Just as marketing increasingly influences most aspects of the consumer's lives, brands and branding have become significant components in the contemporary progressive marketplace. Organizations like WTO as well as many organizations regularly utilize branding marketing and management practices. In turn, branding has become critical to structuring commercial and economic activities throughout the world. Organizations need to augment the understanding not only of branding in service markets but also service-dominant (S-D). Brands and branding have not only become significant components in the contemporary progressive marketplace, the marketing of them will likely continue to increase its impact on most aspects of the consumer's lives brands. The organization needs to design company brands to not only identify its brand and mirror the company's message but also reflect consumers' concerns and value.
CHAPTER 1: AMP AIM AND OBJECTIVES
No "brand" or global economy exists in a vacuum. In countries throughout the world, significant evolving, fiscal components vitally contribute to as well as link to long-term trends occurring in both brands and economies the developing world; particularly sizeable emerging economies (Vargo & Lusch, 2006; Haig, 2011). Although Branding Theory has been primarily developed in the context of consumer products, most economies demonstrate that the majority of companies sell services rather than products. "Branding 'presells' the product or service to the user" (Haig, p. 3). Through the AMP investigating the evolution of the branding theory in the service realm, the researcher seeks to enhance the understanding not only of branding in service markets but also service-dominant (S-D).
Just as marketing increasingly influences most aspects of the consumer's lives, brands and branding have become significant components in the contemporary progressive marketplace. Organizations like WTO as well as many organizations regularly utilize branding marketing and management practices. In turn, branding has become critical to structuring commercial and economic activities throughout the world. Some marketers even argue that brands rank among the most significant ideoscapes in the globalization processes (Heding, Knudtzen, & Bjerre, 2009).
The AMP addresses the primary research question: How may branding be effectively implemented in service markets? The following four sub-research questions support the primary research question.

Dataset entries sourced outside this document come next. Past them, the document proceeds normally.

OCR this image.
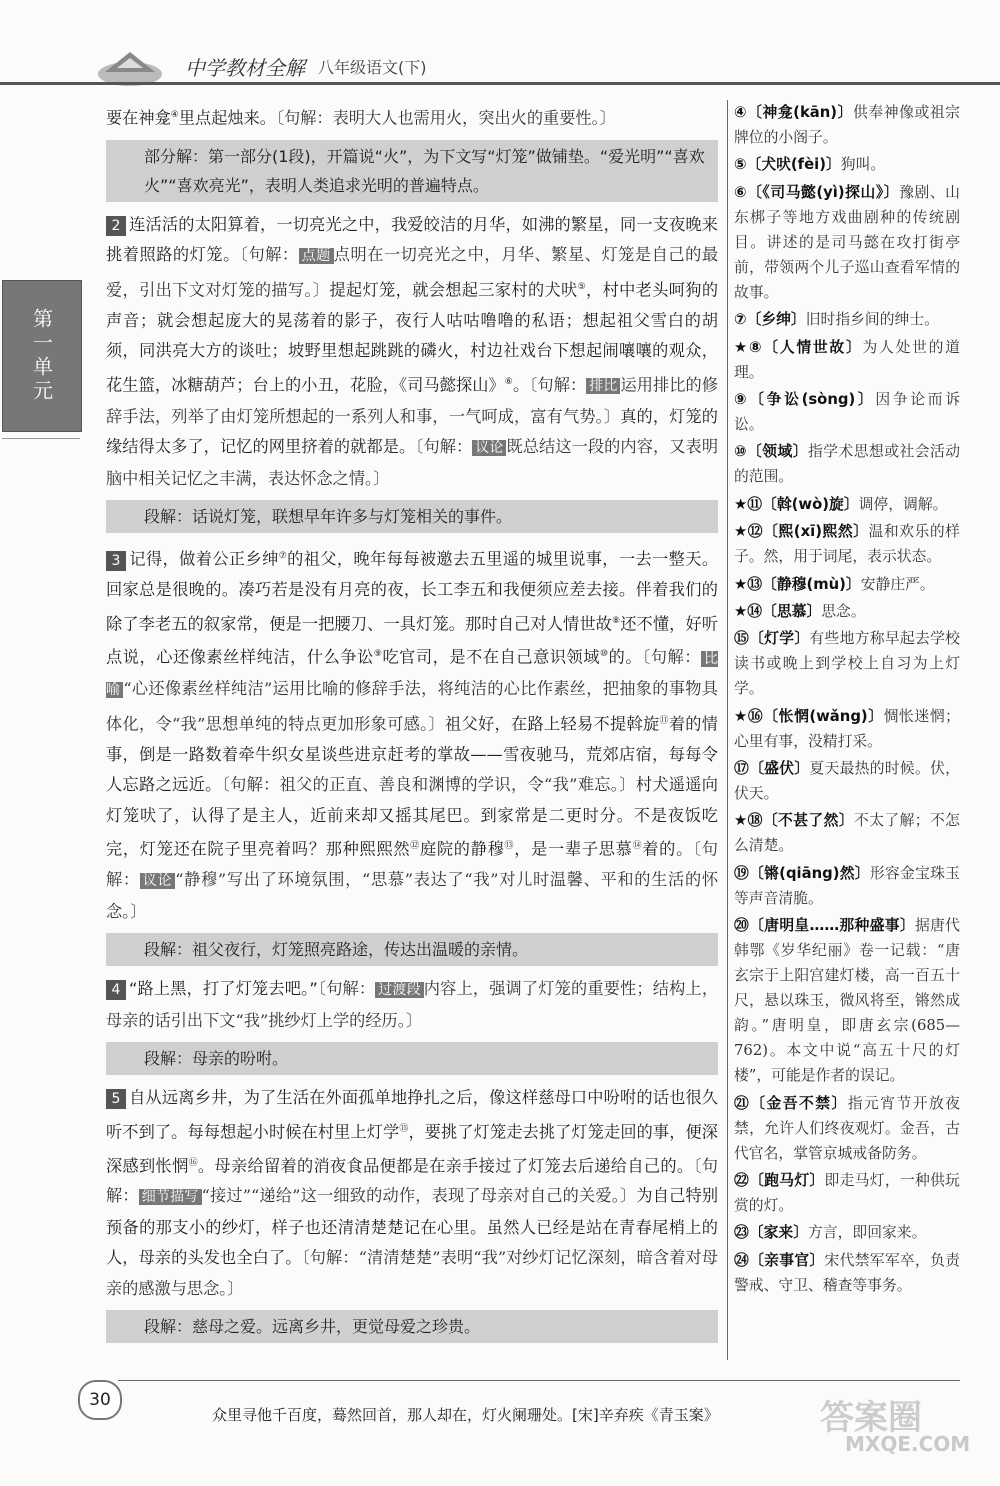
中学教材全解 八年级语文(下)
第一单元

要在神龛④里点起烛来。〔句解：表明大人也需用火，突出火的重要性。〕

部分解：第一部分(1段)，开篇说“火”，为下文写“灯笼”做铺垫。“爱光明”“喜欢火”“喜欢亮光”，表明人类追求光明的普遍特点。

2 连活活的太阳算着，一切亮光之中，我爱皎洁的月华，如沸的繁星，同一支夜晚来挑着照路的灯笼。〔句解： 点题 点明在一切亮光之中，月华、繁星、灯笼是自己的最爱，引出下文对灯笼的描写。〕提起灯笼，就会想起三家村的犬吠⑤，村中老头呵狗的声音；就会想起庞大的晃荡着的影子，夜行人咕咕噜噜的私语；想起祖父雪白的胡须，同洪亮大方的谈吐；坡野里想起跳跳的磷火，村边社戏台下想起闹嚷嚷的观众，花生篮，冰糖葫芦；台上的小丑，花脸，《司马懿探山》⑥。〔句解： 排比 运用排比的修辞手法，列举了由灯笼所想起的一系列人和事，一气呵成，富有气势。〕真的，灯笼的缘结得太多了，记忆的网里挤着的就都是。〔句解： 议论 既总结这一段的内容，又表明脑中相关记忆之丰满，表达怀念之情。〕

段解：话说灯笼，联想早年许多与灯笼相关的事件。

3 记得，做着公正乡绅⑦的祖父，晚年每每被邀去五里遥的城里说事，一去一整天。回家总是很晚的。凑巧若是没有月亮的夜，长工李五和我便须应差去接。伴着我们的除了李老五的叙家常，便是一把腰刀、一具灯笼。那时自己对人情世故⑧还不懂，好听点说，心还像素丝样纯洁，什么争讼⑨吃官司，是不在自己意识领域⑩的。〔句解： 比喻 “心还像素丝样纯洁”运用比喻的修辞手法，将纯洁的心比作素丝，把抽象的事物具体化，令“我”思想单纯的特点更加形象可感。〕祖父好，在路上轻易不提斡旋⑪着的情事，倒是一路数着牵牛织女星谈些进京赶考的掌故——雪夜驰马，荒郊店宿，每每令人忘路之远近。〔句解：祖父的正直、善良和渊博的学识，令“我”难忘。〕村犬遥遥向灯笼吠了，认得了是主人，近前来却又摇其尾巴。到家常是二更时分。不是夜饭吃完，灯笼还在院子里亮着吗？那种熙熙然⑫庭院的静穆⑬，是一辈子思慕⑭着的。〔句解： 议论 “静穆”写出了环境氛围，“思慕”表达了“我”对儿时温馨、平和的生活的怀念。〕

段解：祖父夜行，灯笼照亮路途，传达出温暖的亲情。

4 “路上黑，打了灯笼去吧。”〔句解： 过渡段 内容上，强调了灯笼的重要性；结构上，母亲的话引出下文“我”挑纱灯上学的经历。〕

段解：母亲的吩咐。

5 自从远离乡井，为了生活在外面孤单地挣扎之后，像这样慈母口中吩咐的话也很久听不到了。每每想起小时候在村里上灯学⑮，要挑了灯笼走去挑了灯笼走回的事，便深深感到怅惘⑯。母亲给留着的消夜食品便都是在亲手接过了灯笼去后递给自己的。〔句解： 细节描写 “接过”“递给”这一细致的动作，表现了母亲对自己的关爱。〕为自己特别预备的那支小的纱灯，样子也还清清楚楚记在心里。虽然人已经是站在青春尾梢上的人，母亲的头发也全白了。〔句解：“清清楚楚”表明“我”对纱灯记忆深刻，暗含着对母亲的感激与思念。〕

段解：慈母之爱。远离乡井，更觉母爱之珍贵。

④〔神龛(kān)〕供奉神像或祖宗牌位的小阁子。

⑤〔犬吠(fèi)〕狗叫。

⑥〔《司马懿(yì)探山》〕豫剧、山东梆子等地方戏曲剧种的传统剧目。讲述的是司马懿在攻打街亭前，带领两个儿子巡山查看军情的故事。

⑦〔乡绅〕旧时指乡间的绅士。

★⑧〔人情世故〕为人处世的道理。

⑨〔争讼(sòng)〕因争论而诉讼。

⑩〔领域〕指学术思想或社会活动的范围。

★⑪〔斡(wò)旋〕调停，调解。

★⑫〔熙(xī)熙然〕温和欢乐的样子。然，用于词尾，表示状态。

★⑬〔静穆(mù)〕安静庄严。

★⑭〔思慕〕思念。

⑮〔灯学〕有些地方称早起去学校读书或晚上到学校上自习为上灯学。

★⑯〔怅惘(wǎng)〕惆怅迷惘；心里有事，没精打采。

⑰〔盛伏〕夏天最热的时候。伏，伏天。

★⑱〔不甚了然〕不太了解；不怎么清楚。

⑲〔锵(qiāng)然〕形容金宝珠玉等声音清脆。

⑳〔唐明皇……那种盛事〕据唐代韩鄂《岁华纪丽》卷一记载：“唐玄宗于上阳宫建灯楼，高一百五十尺，悬以珠玉，微风将至，锵然成韵。”唐明皇，即唐玄宗(685—762)。本文中说“高五十尺的灯楼”，可能是作者的误记。

㉑〔金吾不禁〕指元宵节开放夜禁，允许人们终夜观灯。金吾，古代官名，掌管京城戒备防务。

㉒〔跑马灯〕即走马灯，一种供玩赏的灯。

㉓〔家来〕方言，即回家来。

㉔〔亲事官〕宋代禁军军卒，负责警戒、守卫、稽查等事务。

30
众里寻他千百度，蓦然回首，那人却在，灯火阑珊处。[宋]辛弃疾《青玉案》	答案圈
MXQE.COM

1. What characteristics compose the concept of branding?
2. How does S-D logic correlate with service markets?
3. What are a number of challenges to effectively implementing branding in service markets?

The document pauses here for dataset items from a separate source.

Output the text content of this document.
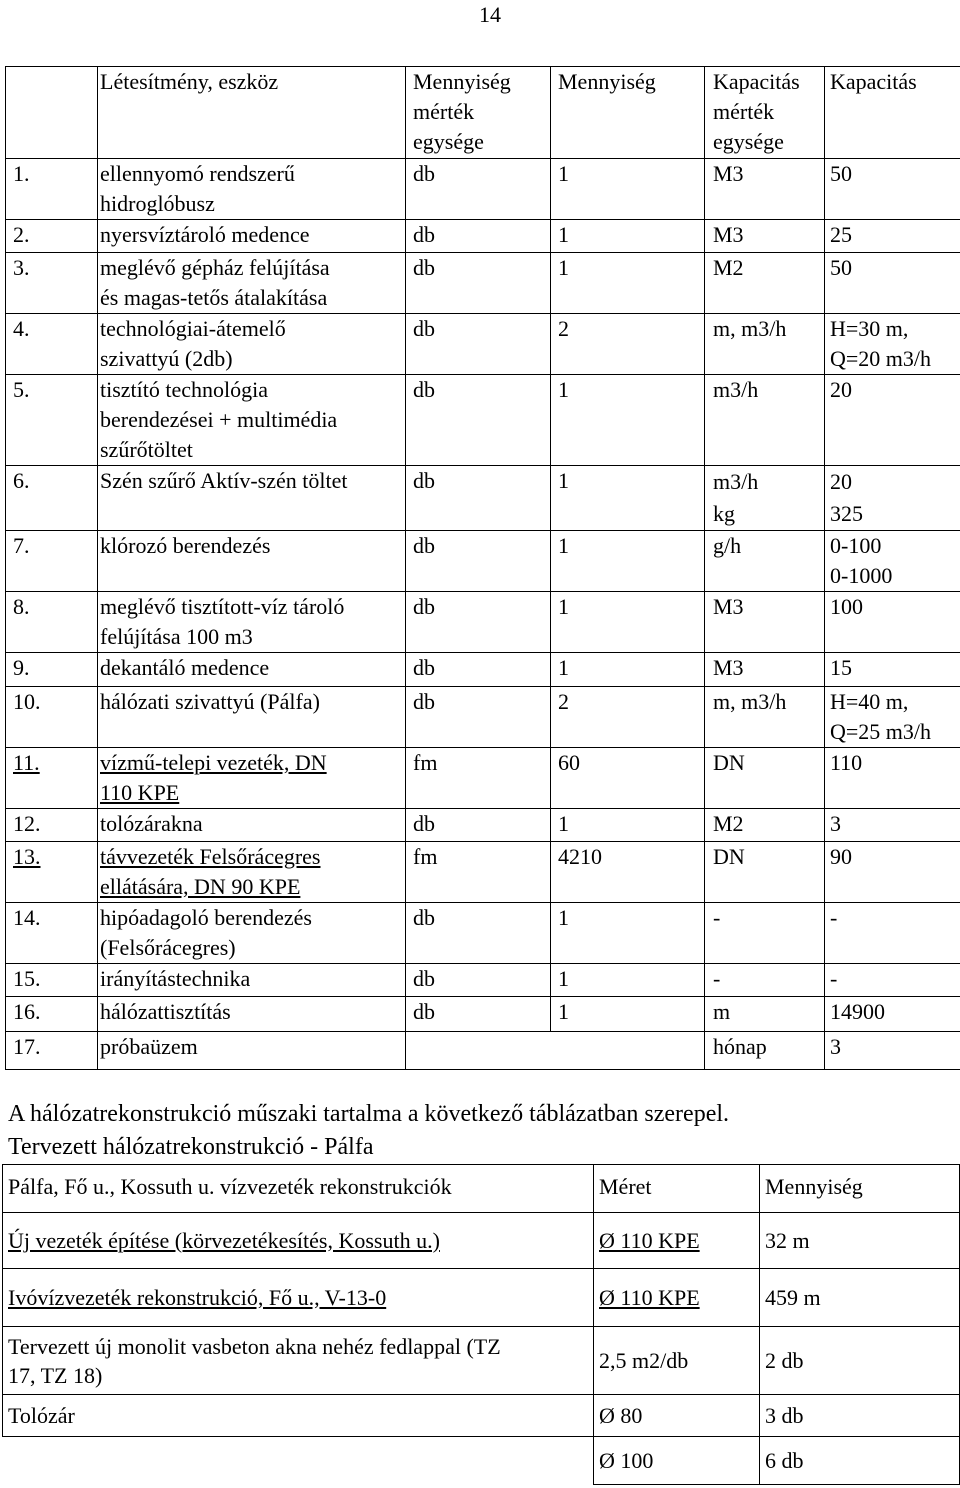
14
	Létesítmény, eszköz	Mennyiség
mérték
egysége	Mennyiség	Kapacitás
mérték
egysége	Kapacitás
1.	ellennyomó rendszerű
hidroglóbusz	db	1	M3	50
2.	nyersvíztároló medence	db	1	M3	25
3.	meglévő gépház felújítása
és magas-tetős átalakítása	db	1	M2	50
4.	technológiai-átemelő
szivattyú (2db)	db	2	m, m3/h	H=30 m,
Q=20 m3/h
5.	tisztító technológia
berendezései + multimédia
szűrőtöltet	db	1	m3/h	20
6.	Szén szűrő Aktív-szén töltet	db	1	m3/h
kg	20
325
7.	klórozó berendezés	db	1	g/h	0-100
0-1000
8.	meglévő tisztított-víz tároló
felújítása 100 m3	db	1	M3	100
9.	dekantáló medence	db	1	M3	15
10.	hálózati szivattyú (Pálfa)	db	2	m, m3/h	H=40 m,
Q=25 m3/h
11.	vízmű-telepi vezeték, DN
110 KPE	fm	60	DN	110
12.	tolózárakna	db	1	M2	3
13.	távvezeték Felsőrácegres
ellátására, DN 90 KPE	fm	4210	DN	90
14.	hipóadagoló berendezés
(Felsőrácegres)	db	1	-	-
15.	irányítástechnika	db	1	-	-
16.	hálózattisztítás	db	1	m	14900
17.	próbaüzem			hónap	3
A hálózatrekonstrukció műszaki tartalma a következő táblázatban szerepel.
Tervezett hálózatrekonstrukció - Pálfa
Pálfa, Fő u., Kossuth u. vízvezeték rekonstrukciók	Méret	Mennyiség
Új vezeték építése (körvezetékesítés, Kossuth u.)	Ø 110 KPE	32 m
Ivóvízvezeték rekonstrukció, Fő u., V-13-0	Ø 110 KPE	459 m
Tervezett új monolit vasbeton akna nehéz fedlappal (TZ
17, TZ 18)	2,5 m2/db	2 db
Tolózár	Ø 80	3 db
	Ø 100	6 db
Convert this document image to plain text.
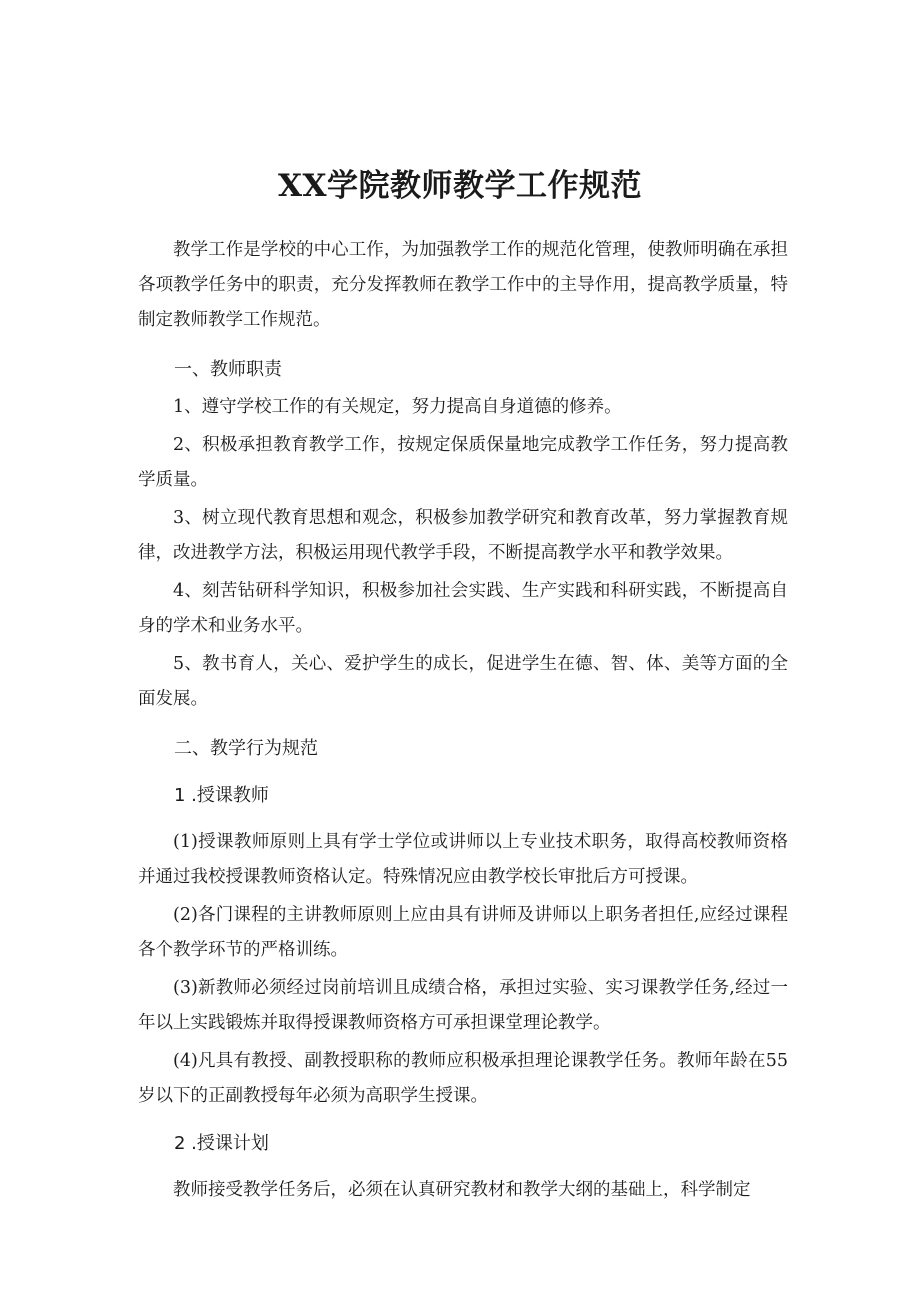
XX学院教师教学工作规范

教学工作是学校的中心工作，为加强教学工作的规范化管理，使教师明确在承担各项教学任务中的职责，充分发挥教师在教学工作中的主导作用，提高教学质量，特制定教师教学工作规范。

一、教师职责

1、遵守学校工作的有关规定，努力提高自身道德的修养。

2、积极承担教育教学工作，按规定保质保量地完成教学工作任务，努力提高教学质量。

3、树立现代教育思想和观念，积极参加教学研究和教育改革，努力掌握教育规律，改进教学方法，积极运用现代教学手段，不断提高教学水平和教学效果。

4、刻苦钻研科学知识，积极参加社会实践、生产实践和科研实践，不断提高自身的学术和业务水平。

5、教书育人，关心、爱护学生的成长，促进学生在德、智、体、美等方面的全面发展。

二、教学行为规范

1 .授课教师

(1)授课教师原则上具有学士学位或讲师以上专业技术职务，取得高校教师资格并通过我校授课教师资格认定。特殊情况应由教学校长审批后方可授课。

(2)各门课程的主讲教师原则上应由具有讲师及讲师以上职务者担任,应经过课程各个教学环节的严格训练。

(3)新教师必须经过岗前培训且成绩合格，承担过实验、实习课教学任务,经过一年以上实践锻炼并取得授课教师资格方可承担课堂理论教学。

(4)凡具有教授、副教授职称的教师应积极承担理论课教学任务。教师年龄在55岁以下的正副教授每年必须为高职学生授课。

2 .授课计划

教师接受教学任务后，必须在认真研究教材和教学大纲的基础上，科学制定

4. What considerations may strengthen branding in service markets?
The aim of the AMP purports to address the primary research question: How may branding be effectively implemented in service markets?
Objective I. Conduct a literature review to identify:
a. Characteristics that compose the concept of branding;
b. The evolution of the branding theory in the service realm;
c. S-D Logic and its relationship to service markets;
d. A number of challenges to effectively implementing branding in service markets;
e. Considerations that may contribute to making branding more effective in service markets.

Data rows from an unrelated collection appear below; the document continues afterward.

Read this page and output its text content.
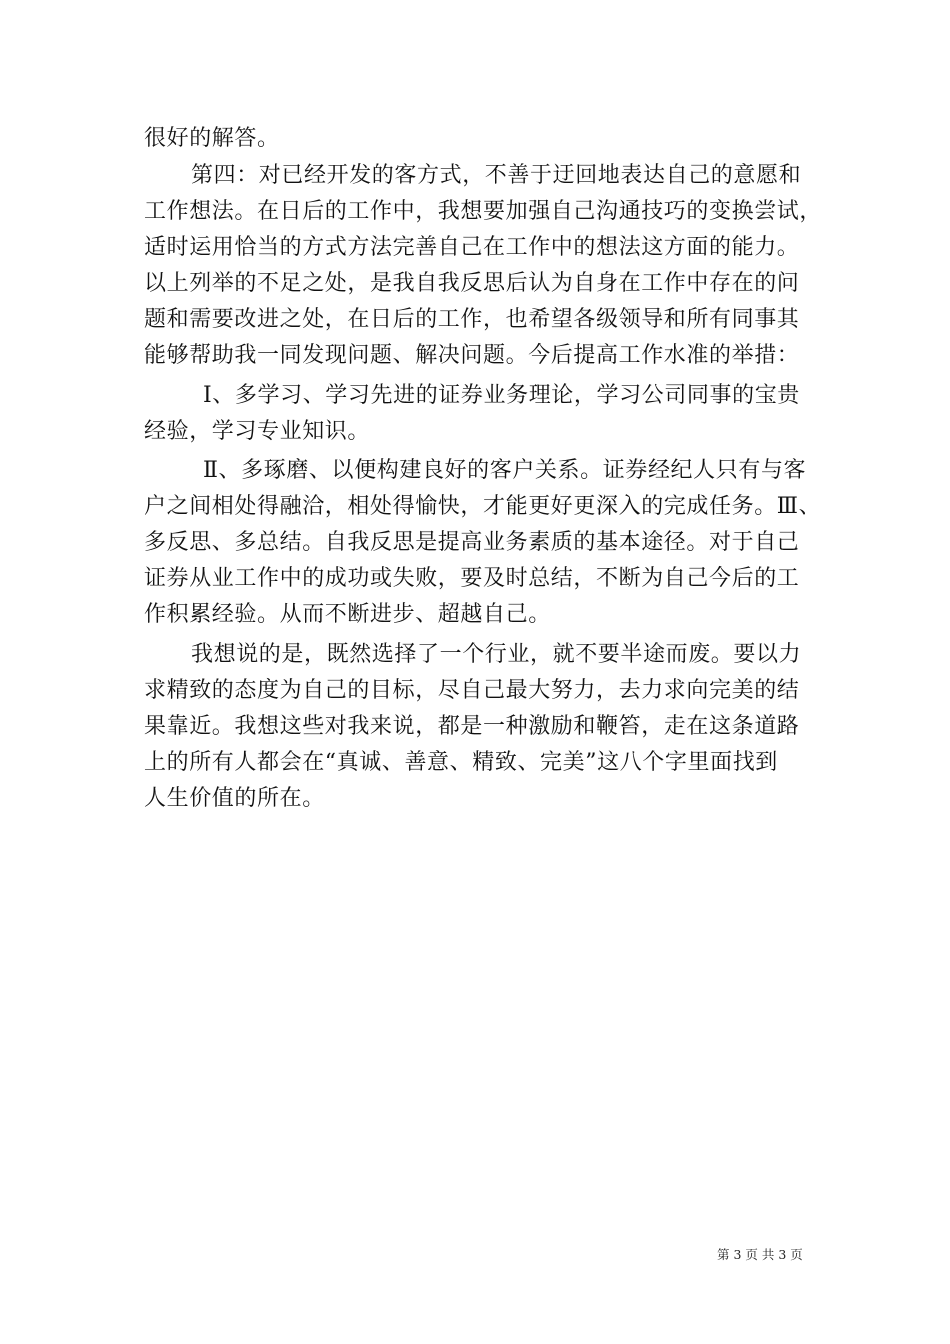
很好的解答。
第四：对已经开发的客方式，不善于迂回地表达自己的意愿和
工作想法。在日后的工作中，我想要加强自己沟通技巧的变换尝试，
适时运用恰当的方式方法完善自己在工作中的想法这方面的能力。
以上列举的不足之处，是我自我反思后认为自身在工作中存在的问
题和需要改进之处，在日后的工作，也希望各级领导和所有同事其
能够帮助我一同发现问题、解决问题。今后提高工作水准的举措：
Ⅰ、多学习、学习先进的证券业务理论，学习公司同事的宝贵
经验，学习专业知识。
Ⅱ、多琢磨、以便构建良好的客户关系。证券经纪人只有与客
户之间相处得融洽，相处得愉快，才能更好更深入的完成任务。Ⅲ、
多反思、多总结。自我反思是提高业务素质的基本途径。对于自己
证券从业工作中的成功或失败，要及时总结，不断为自己今后的工
作积累经验。从而不断进步、超越自己。
我想说的是，既然选择了一个行业，就不要半途而废。要以力
求精致的态度为自己的目标，尽自己最大努力，去力求向完美的结
果靠近。我想这些对我来说，都是一种激励和鞭笞，走在这条道路
上的所有人都会在“真诚、善意、精致、完美”这八个字里面找到
人生价值的所在。
第 3 页 共 3 页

Objective 2. Analyze data retrieved during literature review and discuss findings; include similarities and contrasts the literature reveals.
Objective 3. Present conclusions relating to the findings the literature indicates.
Objective 4. Make recommendations for effectively implementing branding in the service market as well as recommendations for future AMP research.
Bad branding may cause good products to fail. Similarly, bad branding may negatively impact good services. Consequently, understanding how branding works in service markets as well as what differentiates good branding from bad comprises credible concerns for research. Just as no "brand" or global economy exists in a vacuum, no study, including the current AMP, can materialize without reaching out and drawing from other relevant studies. During the next section of the AMP, the review of literature, the researcher encompasses and examines a sampling of contemporary data relating to branding in service markets.
CHAPTER II: LITERATURE REVIEW, ANALYSIS AND DISCUSSION
Themes for AMP
During the review of literature, the researcher presents a sampling of contemporary data relating to branding in service markets to address the primary research question and the four sub-research questions. The researcher utilizes the following themes to organize the chapter:
Characteristics Composing Branding Concept
Branding Theory Evolution
S-D Logic and Service Markets
Branding Challenges in Service Markets
Considerations for Effective Service Branding
Characteristics Composing Branding Concept
Even though consumers may not be able to purchase youth, they can buy products. Consequently, commercial messages routinely assert that particular products will convey what consumers really want. TV commercials typically represent the product as something more than the actual product; things important to the consumer like sex, success, and youth. For example, the context for the marketing of a car may include a "successful crowd of people in an upscale neighborhood, or the man who buys the car gets the woman, or the woman who buys the car is young, beautiful, and desirable while she's driving It" (Sharpe, 2005, p. 657). Marketing attaches those and other meanings to products.
Marketing sells a benefit or an image more attractive and bigger than the actual product. Attaching a benefit or an image to a product can allocate that proposed larger meaning to what the organization desires to sell. As the car manufacturers and dealers desire to sell cars, they design their marketing efforts to first sell something bigger first, and then by association, they sell the cars. This concept relates to branding (Sharpe, 2005). The majority of brand definitions have been based on the following which Aaker proposed during 1991(Pike, 2010):
… a distinguishing name and/or symbol (such as a logo, trademark, or package design) intended to identify the goods or services of either one seller or a group of sellers, and to differentiate those goods from those of competitors. (Pike, 2010, p. 129)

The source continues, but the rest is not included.